その友人はみすみねとは性格的にも正反対なのだが、お互いが深い友情で繋がっていることが少ない台詞と愉快なやり取りで語られていく。次第にその思い出は現在の2人へと繋がっていくのだが……これ以上は何も語れない。

ただ、より一層、みすみねに好感を持つと同時に、ちょっとした同情の念も湧いてしまうだろう。ラストに待つ展開もこの一連の雰囲気とは裏腹なものになっていて、そこから先のエンディングにもどこかほろ苦さが残る。並行して、本作のストーリーに込められた真のテーマについても気づかされると同時に、考え込んでしまうだろう。

テーマについては、実は色の戦士たちとの説得パートでも時折挟まれるのだが、なかなかに重く、様々な考えが脳裏を巡るものになっている。総じて緩いノリが全面に滲み出ている本作だが、語られる内容に着目してみると、単にそれだけじゃない深みに気付かされる。

なので、ぜひとも台詞の1つひとつにも注目しながら説得を始めとする展開を楽しんでみていただきたいところだ。きっとすべてが終わった頃には、単にキャラクターが個性的なだけで終わらない、深い作品としての印象と余韻が残ることだろう。

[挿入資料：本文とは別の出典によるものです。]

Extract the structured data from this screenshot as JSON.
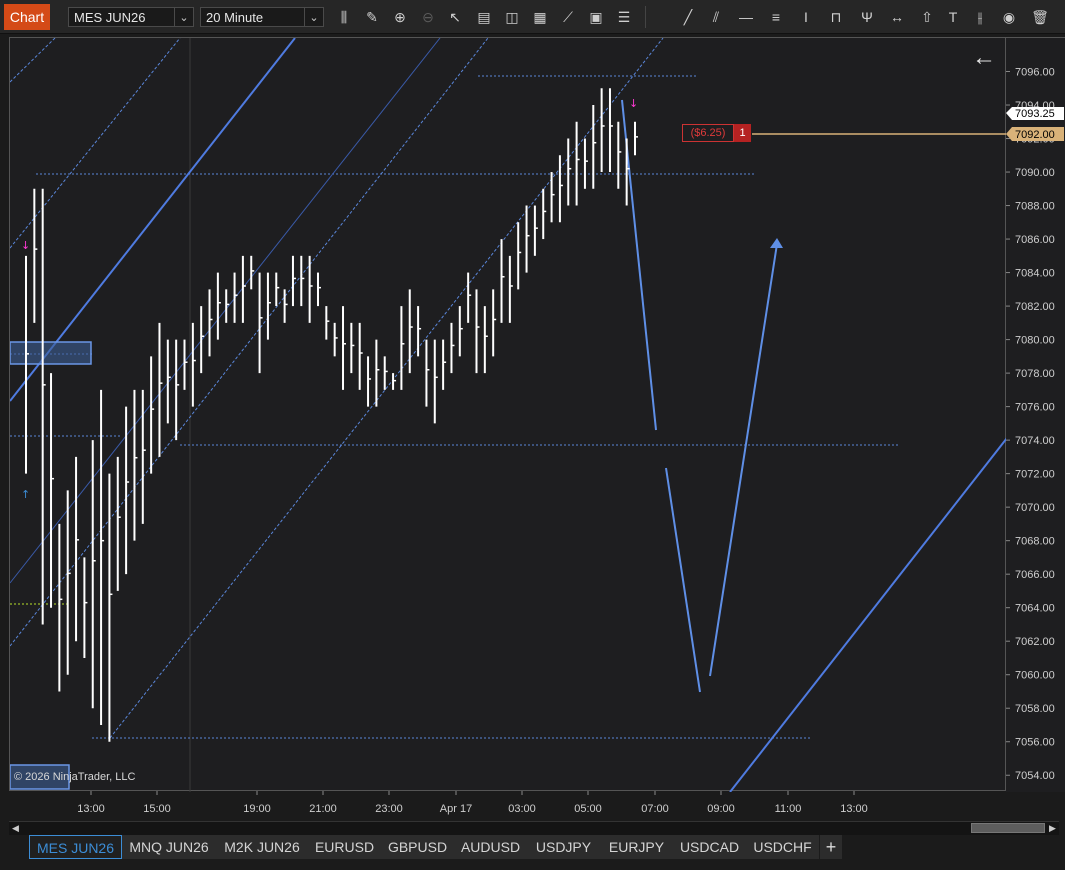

炭酸水は無口を治す……?不思議な味わいのノベルゲーム

なお、ストーリー全体のボリュームは大体1時間ほど。会話のパターンを好き勝手に楽しんだりすることを挟めば、2時間ぐらいになる。エンディングの分岐もあるが、前述したように説得パートのゲームオーバーは一切影響しないので、周回の必要はない。無口な主人公と変なキャラクターが織り成す不思議なストーリーを素直に堪能できる設計だ。

また、クリア後にはちょっとしたオマケ要素が解禁されるのだが、これも小ネタながら色々、試してみたくなる面白さがある。
欲を言えば、選択の幅が広ければ……と思ってしまったが、その辺りは勝手ながら、アップデートでヒッソリ追加されたりする展開を期待したいところである。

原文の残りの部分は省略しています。